On “Mad Max: Fury Road,” John Seale was working for the first time with digital cameras. To engineer a day-for-night effect in-camera for the Night Bog sequence, set amid the desalination ponds at a salt factory on Walvis Bay, he learned a new trick from visual effects supervisor Jackson. “They had done tests and suggested we overexpose it two stops,” Seale recalls. “That was against the grain because we usually underexposed two stops to get day-for-night. But, printed down, it got us down a darker look, without a lot of noise in the shadow areas, and gave us a beautiful, moonlit effect.”

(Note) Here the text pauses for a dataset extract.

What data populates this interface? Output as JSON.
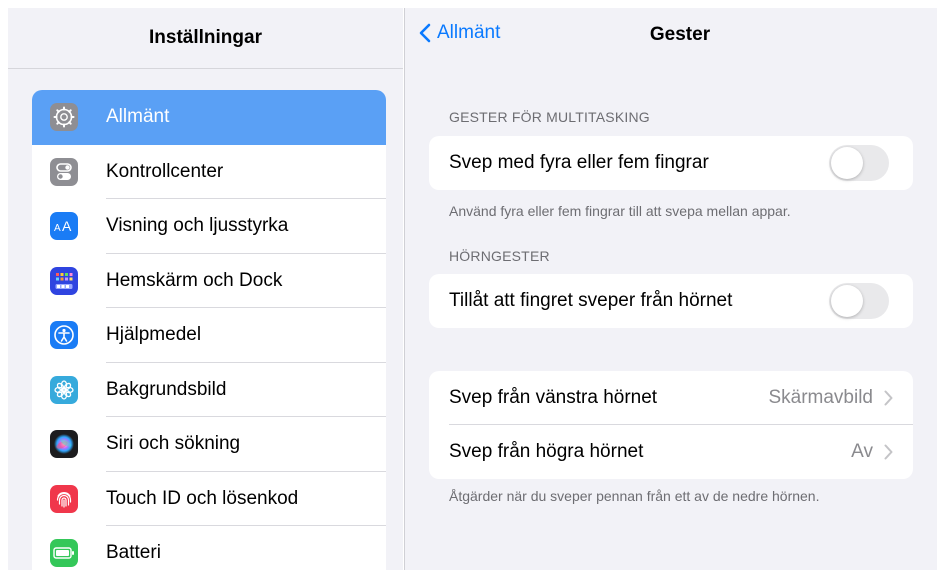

While stunts and gags were captured across multiple desert fronts, the film’s operatic armada chase was shot live on the vast expanse of Blanky Flats in Henties Bay. For Theron, full immersion in Miller’s signature rolling thunder was nothing short of awe-inspiring. “As an actor, you prepare for certain things that you have to do, but on this film, there were moments when you see things you weren’t prepared for,” she says. “Like stunt guys doing these fight sequences on wires and poles, or watching real explosions, and you’re actually driving the War Rig—it was amazing to watch. You realize you really are in a world. There is no green screen. This is a director giving you the opportunity to embed in a whole world. That’s such a great gift.”
When the actors needed to be at the wheel during action-heavy sequences, the stunt team mounted remote drive pods to the vehicles, which allowed them to take full control. One of the most brutal sequences—the hulking Buzzard Excavator plowing Nux’s car backwards through the sand—required a remote drive pod on the rear of the car rather than the front. To make that happen, the wheels would need to be steered from the back, which required a complete redesign and re-engineering of the car’s dynamics by the stunt and special effects teams.
Mitchell notes that no matter what the action called for, the goal was always total reality wherever possible. “That reality comes from having 150 vehicles in the desert, with hundreds of people performing on a daily basis. You can sense how real it is when you watch it happen in front of your eyes onscreen.”
Sim Trav
There were times, however, when Miller had to bring the vehicles to a standstill to have greater communication with the actors during key scenes. For this he had Sim Trav, a technique Miller himself pioneered on the “Mad Max” films. Seale reveals, “George realized he couldn’t shoot a truck roaring across the desert and be able to guide and direct his actors. So he and Dean Semler, who shot the early movies, invented Sim Trav by lowering the frame-rate, shooting it handheld, and letting the camera shake. On this film, the special effects boys got their hydraulics and built these amazing rigs, so you can just rock the heck out of all the vehicles.”
With Sim Trav, Miller was able to keep real people in real cars even in the vortex of a massive toxic storm. The giant tornado that sweeps the vehicles up into its throat is, of course, 100% digital. “There’s obviously no practical option for a shot like that,” Jackson says.
Jackson’s team used stills from a small fixed-wing drone and PhotoScan photogrammetry software to create textured 3D models of the Namibian terrain. Plotting the GPS paths of the vehicles and cameras into these terrain models, they were able to merge the movement data, live action, and the digital wall of chaos into one complete, seamless image. Jackson would ultimately set up a post-vis team of 3D artists, led by Graham Olsen and Aaron Auty, to render rough visual effects from the moment production wrapped, streamlining the effects process and allowing Miller to fine tune each shot before it was handed over to be rendered as finished visual effects.